- DVD release cover
- Directed by: Bb. Joyce Bernal
- Written by: Mel Mendoza-Del Rosario
- Produced by: Vic del Rosario, Jr.; Rufa Mae Quinto;
- Starring: Rufa Mae Quinto; Antonio Aquitania; Gina Pareño; John Lapus; Sunshine Dizon;
- Cinematography: Niel Daza
- Edited by: Renato de Leon
- Music by: Chuckie Dreyfus; Jun Regalado;
- Production company: Viva Films
- Distributed by: Viva Films; Media Asia Films;
- Release date: April 14, 2004 (Philippines);
- Country: Philippines
- Language: Filipino

= Masikip sa Dibdib: The Boobita Rose Story =

Masikip sa Dibdib (also known as Boobita Rose... Masikip sa Dibdib) is a 2004 Filipino satirical comedy film, directed by Joyce E. Bernal. The film was released to Philippine theaters on April 14, 2004. It stars Rufa Mae Quinto as the title character and in her second collaborative effort with Bernal since the 2001 film Booba. Quinto also served as producer together with Viva Films. The film was released on video under the title Masikip sa Dibdib: Ang Tunay na Buhay ni Boobita Rose.

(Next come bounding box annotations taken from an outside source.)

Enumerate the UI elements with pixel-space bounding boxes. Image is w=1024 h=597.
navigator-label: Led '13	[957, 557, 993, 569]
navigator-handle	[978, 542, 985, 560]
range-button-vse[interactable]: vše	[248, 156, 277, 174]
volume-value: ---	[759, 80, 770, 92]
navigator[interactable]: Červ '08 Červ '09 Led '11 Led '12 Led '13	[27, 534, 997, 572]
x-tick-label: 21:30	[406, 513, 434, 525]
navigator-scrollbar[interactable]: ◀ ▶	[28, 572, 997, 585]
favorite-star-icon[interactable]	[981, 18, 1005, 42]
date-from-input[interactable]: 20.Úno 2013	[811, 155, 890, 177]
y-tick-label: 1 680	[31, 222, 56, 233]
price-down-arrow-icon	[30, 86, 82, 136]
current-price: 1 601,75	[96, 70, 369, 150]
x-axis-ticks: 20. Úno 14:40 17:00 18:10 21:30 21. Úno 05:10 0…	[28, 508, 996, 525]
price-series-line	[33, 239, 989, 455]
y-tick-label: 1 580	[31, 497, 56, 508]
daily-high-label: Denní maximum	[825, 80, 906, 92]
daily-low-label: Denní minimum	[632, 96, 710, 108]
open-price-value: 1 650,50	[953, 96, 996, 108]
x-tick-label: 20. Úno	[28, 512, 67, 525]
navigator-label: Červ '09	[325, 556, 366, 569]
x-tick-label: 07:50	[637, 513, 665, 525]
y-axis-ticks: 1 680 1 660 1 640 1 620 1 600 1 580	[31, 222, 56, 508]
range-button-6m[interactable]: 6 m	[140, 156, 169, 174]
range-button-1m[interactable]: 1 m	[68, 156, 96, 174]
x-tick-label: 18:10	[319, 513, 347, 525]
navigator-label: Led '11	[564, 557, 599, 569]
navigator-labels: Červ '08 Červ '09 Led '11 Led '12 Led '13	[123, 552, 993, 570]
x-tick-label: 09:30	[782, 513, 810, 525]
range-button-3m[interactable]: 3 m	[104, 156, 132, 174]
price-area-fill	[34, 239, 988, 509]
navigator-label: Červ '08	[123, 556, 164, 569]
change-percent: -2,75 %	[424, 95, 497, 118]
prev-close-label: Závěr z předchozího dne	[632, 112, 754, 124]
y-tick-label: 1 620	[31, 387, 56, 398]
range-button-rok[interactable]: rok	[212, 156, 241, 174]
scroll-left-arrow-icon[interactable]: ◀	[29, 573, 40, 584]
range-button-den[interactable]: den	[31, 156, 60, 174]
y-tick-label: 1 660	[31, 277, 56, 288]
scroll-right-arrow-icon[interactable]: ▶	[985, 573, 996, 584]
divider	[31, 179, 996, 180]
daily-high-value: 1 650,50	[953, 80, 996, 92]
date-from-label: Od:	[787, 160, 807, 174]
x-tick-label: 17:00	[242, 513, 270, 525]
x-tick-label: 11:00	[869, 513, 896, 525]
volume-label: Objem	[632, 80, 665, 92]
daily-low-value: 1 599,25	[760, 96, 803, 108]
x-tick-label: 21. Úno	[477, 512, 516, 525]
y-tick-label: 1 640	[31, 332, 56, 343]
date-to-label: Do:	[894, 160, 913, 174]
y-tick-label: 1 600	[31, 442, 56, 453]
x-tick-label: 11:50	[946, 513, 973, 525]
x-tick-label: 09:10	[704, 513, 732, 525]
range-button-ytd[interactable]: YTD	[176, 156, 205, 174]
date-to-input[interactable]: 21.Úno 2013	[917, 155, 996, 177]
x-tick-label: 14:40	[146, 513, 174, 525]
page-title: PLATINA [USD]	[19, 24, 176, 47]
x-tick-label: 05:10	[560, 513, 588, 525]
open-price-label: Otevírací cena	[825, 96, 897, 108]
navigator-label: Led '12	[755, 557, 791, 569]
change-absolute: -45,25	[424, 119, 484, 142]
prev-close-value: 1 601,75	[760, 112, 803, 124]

The film satirizes stereotypical Filipino melodramas where a resilient central character, usually living in poverty bears the problem of raising an otherwise ungrateful family. The film is also famous for featuring cameos of Filipino singers Regine Velasquez, Ogie Alcasid, Lani Misalucha, Ely Buendia, Martin Nievera and many more lip-synching during the dramatic scenes for added comic relief.

==Plot==
With the weight of problematic family members: alcoholic née suicidal sister Brigitte (Sunshine Dizon), a womanizing addict brother Bogs (John Lapus), a nymphomaniac mother Lupe (Gina Pareño), and a socially challenged lovelife Mark (Rudy Hatfield) hanging on her shoulders, Boobita Rose (Rufa Mae Quinto) breaks down by breaking into a song. However, she proves to be a tough cookie to crumble and gamely deals with her tribulations through a roller coaster ride of laugh and tears.

==Cast==
- Rufa Mae Quinto as Boobita Rose: A hardworking, physically gifted girl and breadwinner of a dysfunctional unappreciative family.
- Antonio Aquitania as Randy
- Gina Pareño as Lupe: Boobita's mother who is a nymphomaniac and self-pitying mess. Pareño is known for easily switching from drama to comedy when the situation calls for it.
- John Lapus as Bogs: Boobita's drug-addicted womanizer brother who gets girls pregnant. He has love scenes with no less than three Viva Hot Babes, namely Andrea del Rosario, Ella V. and Gwen Garci. Lapus is a confirmed gay, but he said he got “turned on” with Ella V.
- Sunshine Dizon as Brigitte: Boobita's alcoholic sister, a role Dizon said she never thought she’d play. She stated, "[The role is] So opposite of the real me that’s why it’s very challenging.”
- Phytos Kyriacou as Boogie
- Tita Swarding as Lolo Benito: the family’s drunkard grandfather, a ‘straight’ role, contrary to Swarding's real gay self.
- Rudy Hatfield as Mark
- Jannica Pareno as Mark's wife
- Kier Legaspi as Lupe's boyfriend
- Bernard Bonnin as Bogart: Lupe's husband who comes back to her only when he runs out of money. Otherwise, he’s with different women. Bonnin expressed “First time I’m doing this kind of comedy. I like it.”
- Charlie Davao as Senator
- Chinggoy Alonso as Boss
- Raquel Montessa as Boss' wife
- Ralion Alonso as Boss' son
- Earl Ignacio as Teacher
- Lui Manansala as Principal

===Singers===
- Bituin Escalante (performed "Lupa")
- Blakdyak (performed "Don't Do That, Joey")
- Salbakuta (performed "Long Distance")
- Ogie Alcasid (performed "Huwag Ka Lang Mawawala")
- Lani Misalucha (performed "Tila")
- Regine Velasquez (performed "Saan Ako Nagkamali")
- Mark Bautista (performed "Kapag Ako'y Kailangan")
- Sarah Geronimo (performed "Ibulong sa Hangin" and "You Are My Song")
- Karylle (performed "Breaking My Heart")
- Kyla (performed "Maghihintay Lamang")
- Anna Fegi (performed "Wala Ka Na")
- Nina (performed "What If")
- Ely Buendia (performed "Keeper")
- Martin Nievera (performed "You Are My Song")

===Cameo appearances===
- Andrea del Rosario
- Bobby Andrews
- Kristine Jaca
- Gwen Garci

==Soundtrack==
Songs were released by VIVA Records. Ogie Alcasid composed the main theme "Masikip sa Dibdib" which was sung by Quinto.